Rosalyn Taylor is strategizing her future bus travel, and plans on making fewer trips. "A quarter is a bit much. I go to school three days a week. I will make doctor appointments and errands in one day."

Taylor was accompanying her friend, Robert Morris, to the doctor. As they stood waiting for their bus at the 69th Street Terminal in Upper Darby, Morris weighed his options.

"Right now, I need SEPTA."

Morris said he doesn't have any other mode of transportation, so he'll have to make due with the fare increase. 

Victoria Stecher of Norristown is frustrated too. "It sucks. Every year the prices go up." Stecher is a single mother of three and says she is not looking forward to when her small children get older and she has to pay fares for them too. "When do you put a cap on it?"

Drexel student John G. stood waiting for the regional rail at the Overbrook station, unaware that SEPTA was proposing hikes that would go into effect July 1. The fare hikes range from a quarter for cash fares on buses, subways and trolleys to $9 for a Monthly TransPass. The cost of a cash fare will go up another 25 cents to $2.50 when New Payment Technology, or NPT, is instituted in 2014.

The cost of a token will go up 35 cents to $1.80 in July and remain at $1.80 when NPT begins around July 2014. Transfers will remain at $1 through the transitions.
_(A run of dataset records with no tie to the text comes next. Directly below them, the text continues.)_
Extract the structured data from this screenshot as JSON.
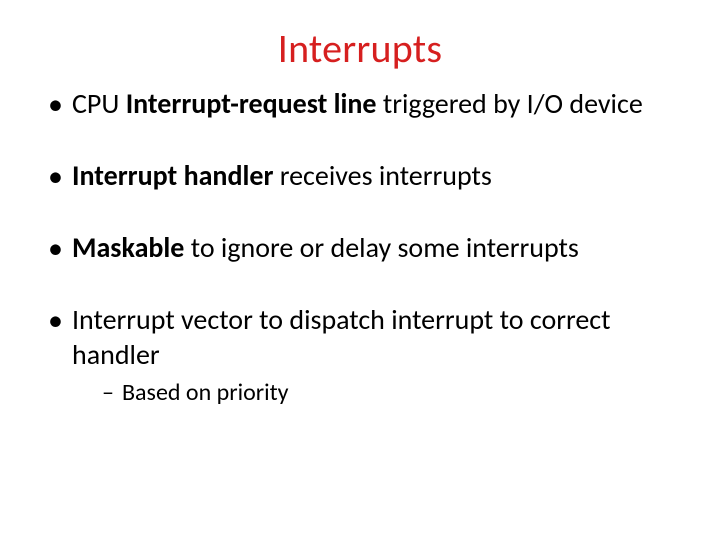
{
  "title": "Interrupts",
  "bullets": {
    "b1": {
      "t1": "CPU ",
      "bold": "Interrupt-request line",
      "t2": " triggered by I/O device"
    },
    "b2": {
      "bold": "Interrupt handler",
      "t2": " receives interrupts"
    },
    "b3": {
      "bold": "Maskable",
      "t2": " to ignore or delay some interrupts"
    },
    "b4": {
      "t1": "Interrupt vector to dispatch interrupt to correct handler",
      "sub1": "Based on priority"
    }
  }
}
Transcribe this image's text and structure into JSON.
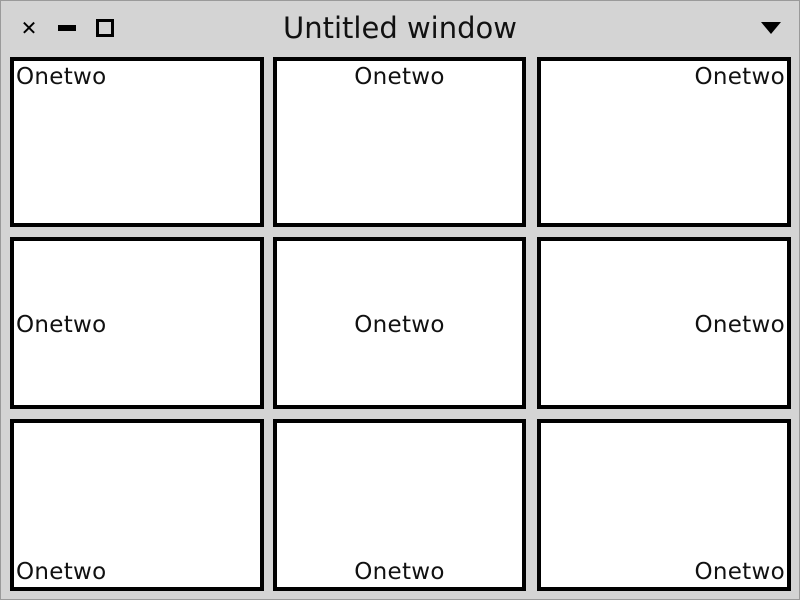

For John though, even though he'll have to pay more to ride SEPTA, for him it still makes more sense than paying for gas and dealing with parking in the city.

"It's just cheaper taking regional rail" to and from campus to Overbrook for his co-op assignment.

Glen Summers rides SEPTA for free on a senior pass, his only means of transportation. He empathizes with riders who are impacted by the fare hike.

"Riders are going to be upset about it and I don't blame them."